# License plate light bolts rusted into place and snapping off..



## brian v (Dec 25, 2011)

This question should land on Nick's Desk . He is the Resident Expert of Design .


----------



## Ger8mm (Mar 13, 2014)

Best thing to do in this case is use a punch to create a small dimple, drill into the screw maybe a 1/4 inch with a bit that is around an 1/8th thickness. Use a tap and die with reverse threads and back that puppy out. This might be expensive if you don't have the tools, or you can try your luck with those special drill heads with reverse threads on them. Good luck my friend and thanks for using the search bar !


----------



## Robby (Mar 1, 2013)

Those screws are going into the chrome plated horizontal trim piece.
I cannot recommend trying to drill them out while it is installed on the car.....you will likely hit metal once the drill gets through the screw.

So, remove the trim panel attached to the decklid and disconnect the wire harness (this is for trunk release button and license lamps) and reach in the access ports to get to the four nuts holding the trim panel on.
Caution on removal, there are four or more very thin rubber washers that act as spacers so the trim doesn't cut unto the paint....they like to bail.

Now, if you want, you can find a suitable way to secure it without scratching it and drill as required.

The screws are junky metal as you found out......I spotted the corrosion when I first took new delivery.
I took one screw out and matched it up with four stainless steel screws from the hardware store.....so far, so good.

I might add, if someone else is trying to remove these, use a #2 phillips with a shaft length of about 15 inches.
This way, with the lid open, you can get a straight shot at the screws.....anything shorter and the handle clearance required forces you to try to unscrew those lens screws slightly off center which, of course, makes you strip the heads.

Good luck.....if it was me I'd buy a new trim and trunk switch (comes with the harness and bulb holders)......Im willing to spend money to minimize brain damage.

Rob


----------



## neirfin (Oct 18, 2012)

I saw this on TV


----------



## Robby (Mar 1, 2013)

neirfin said:


> I saw this on TV
> View attachment 117802


Cool tool and it works......but one of the screw heads broke off on the OP's car......no joy.

Rob


----------



## neirfin (Oct 18, 2012)

Oh I thought it worked even on broken bolt heads.
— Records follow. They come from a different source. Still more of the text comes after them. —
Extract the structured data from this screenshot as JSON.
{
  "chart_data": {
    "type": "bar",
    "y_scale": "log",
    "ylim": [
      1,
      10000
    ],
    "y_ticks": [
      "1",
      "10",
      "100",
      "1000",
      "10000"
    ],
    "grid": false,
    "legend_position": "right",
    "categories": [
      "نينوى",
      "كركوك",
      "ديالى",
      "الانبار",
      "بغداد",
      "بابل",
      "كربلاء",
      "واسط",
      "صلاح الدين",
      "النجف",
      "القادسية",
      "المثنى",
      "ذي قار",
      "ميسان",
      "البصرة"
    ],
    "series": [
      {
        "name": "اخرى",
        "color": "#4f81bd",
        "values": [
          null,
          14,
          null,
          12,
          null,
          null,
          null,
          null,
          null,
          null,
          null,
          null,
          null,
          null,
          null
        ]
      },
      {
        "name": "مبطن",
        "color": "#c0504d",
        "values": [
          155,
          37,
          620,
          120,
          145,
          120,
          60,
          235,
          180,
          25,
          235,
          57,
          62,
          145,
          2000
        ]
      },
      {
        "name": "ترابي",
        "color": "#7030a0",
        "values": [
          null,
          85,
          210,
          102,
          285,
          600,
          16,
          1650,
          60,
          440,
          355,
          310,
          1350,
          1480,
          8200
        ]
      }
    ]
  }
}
At least they claim it does.


----------



## 70586 (Oct 23, 2014)

Thanks for the response, guys. Ger8mm's idea was my initial thought, but I'm leery of using an Easy Out on this (snapped one off inside a head once.. worst fiasco of my entire life). Probably worth a shot though. Otherwise, thanks Rob for informing on how to get the entire assembly out. Sounds like that's probably the best way to go about things. I don't think I'll be able to get to it this week, but hopefully next weekend I'll give it a shot and report back. Thanks again!


----------



## Jockey 762 (May 4, 2017)

*Same problem. Screws won't come out.*

I noticed that one of my license plate lights had gone out. So, I ordered a pair of LED replacement bulbs. When I went to remove the screws yesterday, only the screws on the right-hand side of each plate would come out. The screws on the left-hand side were slightly more rusted and would not budge at all. The heads have not been stripped...yet. I applied some Liquid Wrench, to no effect. Since then I have spritzed some WD-40 around the screw heads a couple of times, and will likely do it a couple of times more before attempting to remove the screws again.

What crappy engineering, Chevy!

I'm tempted to call my Chevy dealer and ask how much to remove just two screws from "their" car. I'd want a guaranteed fixed price for that job.


----------